Victor Daniel Moretti - 16/2/2007

"Em que pesem os esforços de nossos parlamentares em dar-nos uma pronta resposta, como decorrência do fatídico acontecimento envolvendo o infante João Hélio, tenho a esclarecer, como operador do Direito, que Deputados e Senadores estão tentando, tão-somente, cada qual à sua maneira, angariar dividendos políticos, na medida em que sabem ou deveriam saber da impossibilidade da diminuição da imputabilidade penal como almejam, passando dos atuais 18 anos para 16 anos, conforme propalado na imprensa. Digo isto porque o artigo 228 da CF/88, definidor da inimputabilidade aos menores de 18 anos (disposição idêntica no art. 28 do Código Penal e no art. 104 do ECA), é tido como direito e garantia fundamental, nos precisos termos do parágrafo 2º, artigo 5º, combinado com o artigo 60, parágrafo 4º, inciso IV da Constituição Federal de 1988. É uma das hipóteses da denominada 'cláusula pétrea' (cláusula de pedra), que somente pode ser alterada mediante a instalação de uma nova Assembléia Constituinte. Assim, não passa de um grave equívoco jurídico estarem cogitando, no Congresso Nacional, a redução da maioridade penal através da edição de uma Emenda Constitucional, já que ela estará eivada do vício jurídico da INCONSTITUCIONALIDADE, o que poderá ser validamente questionado perante o STF por quaisquer dos entes autorizados à propositura de uma Ação Direta de Inconstitucionalidade. Portanto, se há interesse em reduzir a responsabilidade penal, que se faça dentro da mais perfeita obediência aos estritos ditames constitucionais, e nada mais."

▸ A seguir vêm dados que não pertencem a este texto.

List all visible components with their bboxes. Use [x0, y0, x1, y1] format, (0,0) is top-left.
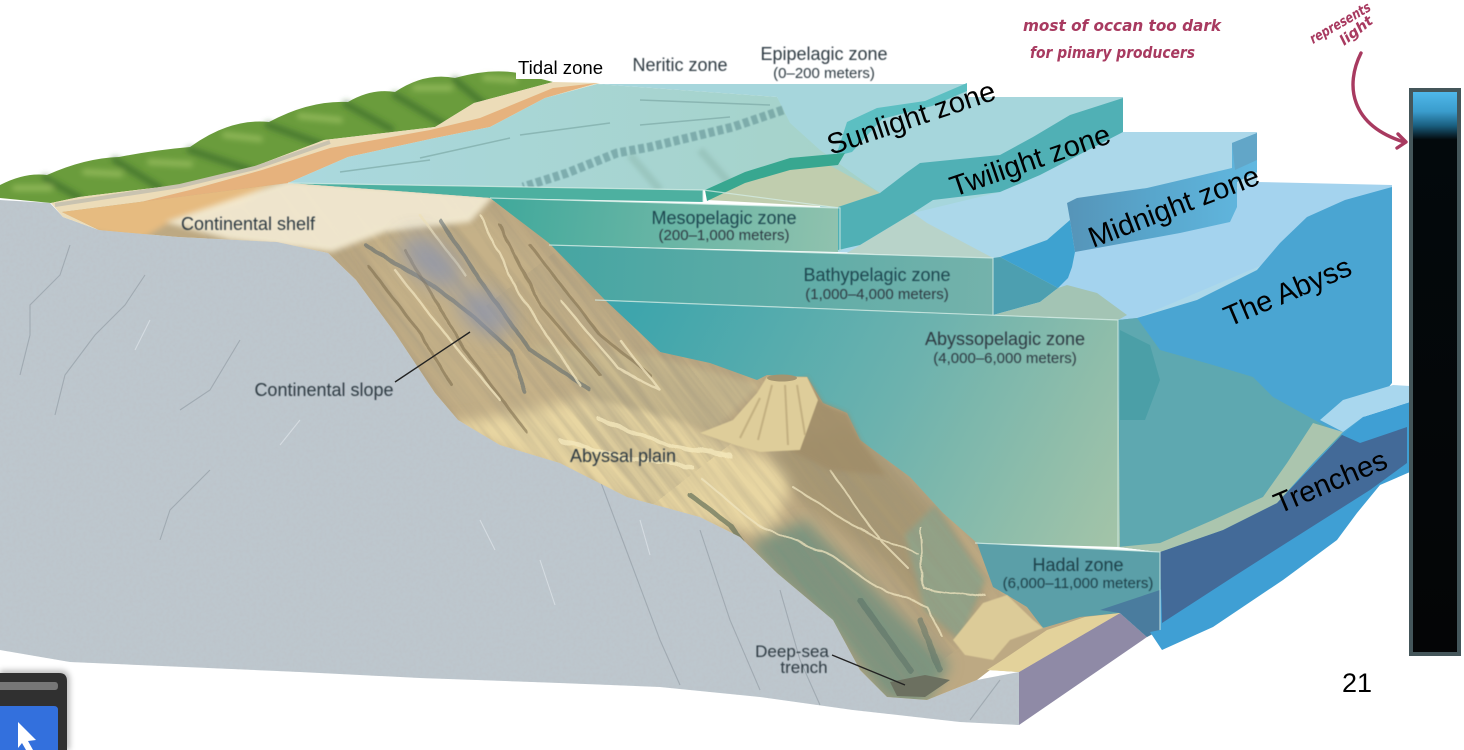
region right of bathypelagic face — [993, 220, 1127, 320]
shelf sand over stripes — [50, 175, 495, 252]
label: tidal zone: Tidal zone — [518, 57, 603, 78]
light meter bar — [1409, 88, 1461, 656]
label: deep-sea trench with leader: Deep-sea — [755, 642, 829, 661]
midnight band — [1067, 133, 1257, 252]
page number: 21 — [1342, 668, 1372, 698]
label: bathypelagic zone: (1,000–4,000 meters) — [805, 286, 949, 303]
label: abyssopelagic zone: Abyssopelagic zone — [925, 329, 1085, 349]
sediment plume — [393, 225, 520, 345]
arrow to light meter — [1353, 53, 1406, 148]
handwritten note: most of ocean too dark: most of occan too dark — [1023, 16, 1222, 35]
sand ledge at trench wall — [987, 613, 1120, 672]
label: abyssal plain: Abyssal plain — [570, 446, 676, 466]
mesopelagic face — [490, 198, 838, 252]
handwritten note: most of ocean too dark — [1023, 16, 1222, 62]
label: deep-sea trench with leader — [755, 642, 905, 685]
abyssopelagic face — [595, 300, 1120, 547]
label: bathypelagic zone — [803, 265, 951, 303]
icon: cursor — [18, 722, 36, 750]
label: mesopelagic zone — [651, 208, 797, 244]
rock block side face — [1019, 613, 1147, 725]
label: hadal zone: Hadal zone — [1032, 555, 1124, 575]
zone edge lines — [288, 183, 1160, 630]
ridges and ravines — [368, 215, 987, 690]
translucent trench wall band — [1118, 423, 1343, 552]
label: continental slope with leader: Continental slope — [254, 380, 394, 400]
terrain stripes upper slope — [360, 206, 730, 504]
toolbar widget — [0, 670, 70, 750]
rocky strip and beach — [51, 82, 600, 230]
label: hadal zone: (6,000–11,000 meters) — [1003, 575, 1153, 592]
sunlight band on right — [836, 83, 967, 156]
label: deep-sea trench with leader: trench — [780, 658, 828, 677]
label: continental slope with leader — [254, 332, 470, 400]
handwritten note: most of ocean too dark: for pimary producers — [1030, 43, 1195, 62]
terrain colour patches — [360, 215, 985, 705]
trench floor rubble — [890, 675, 950, 697]
label: sunlight zone: Sunlight zone — [823, 75, 1000, 162]
label: epipelagic zone — [760, 44, 888, 82]
hadal zone face — [975, 543, 1160, 637]
rock block front face — [0, 200, 1019, 725]
label: midnight zone: Midnight zone — [1084, 160, 1264, 255]
label: twilight zone: Twilight zone — [946, 119, 1115, 204]
label: epipelagic zone: Epipelagic zone — [760, 44, 888, 64]
label: hadal zone — [1003, 555, 1153, 592]
label: trenches: Trenches — [1269, 444, 1392, 520]
sunlight band arc — [705, 153, 845, 201]
label: abyssopelagic zone: (4,000–6,000 meters) — [933, 350, 1077, 367]
volcano seamount — [700, 374, 885, 475]
label: mesopelagic zone: (200–1,000 meters) — [659, 227, 789, 244]
small seamount near trench — [953, 595, 1043, 660]
bathypelagic face — [545, 245, 993, 315]
label: mesopelagic zone: Mesopelagic zone — [651, 208, 797, 228]
label: epipelagic zone: (0–200 meters) — [773, 65, 875, 82]
submerged slope seen through the abyss band — [1118, 318, 1342, 552]
label: neritic zone: Neritic zone — [632, 55, 728, 75]
twilight band — [838, 98, 1123, 250]
terrain through water under twilight band — [847, 213, 993, 258]
upper light water surfaces — [597, 84, 1392, 320]
terrain stripes lower slope — [506, 257, 932, 632]
shelf under shallow water — [288, 84, 880, 207]
label: abyssopelagic zone — [925, 329, 1085, 367]
abyss zone right band — [1118, 187, 1392, 552]
label: bathypelagic zone: Bathypelagic zone — [803, 265, 951, 285]
trench water right face — [1150, 385, 1410, 650]
label: continental shelf: Continental shelf — [181, 214, 316, 234]
land: green hills — [0, 71, 553, 203]
seafloor terrain — [62, 183, 1120, 700]
handwritten note: represents light: light — [1337, 12, 1377, 49]
label: the abyss: The Abyss — [1219, 251, 1356, 333]
epipelagic bottom strip — [288, 183, 703, 202]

Armando Bergo Neto – advogado, OAB/SP 132.034 - 16/2/2007

"Sr. Editor, Sobre "Maioridade Penal" Se ainda faltam argumentos para justificar a redução da maioridade penal, quero lembrar que, há meses, quando houve uma rebeliãona FEBEM de São Paulo, uma das reivindicações dos "menores" era a chamada "visita íntima". Se duvidam (e isso é mesmo inacreditável), vejam os jornais da época. Se estão aptos para o sexo, será que não devem responder pelo que praticam de mal à sociedade?"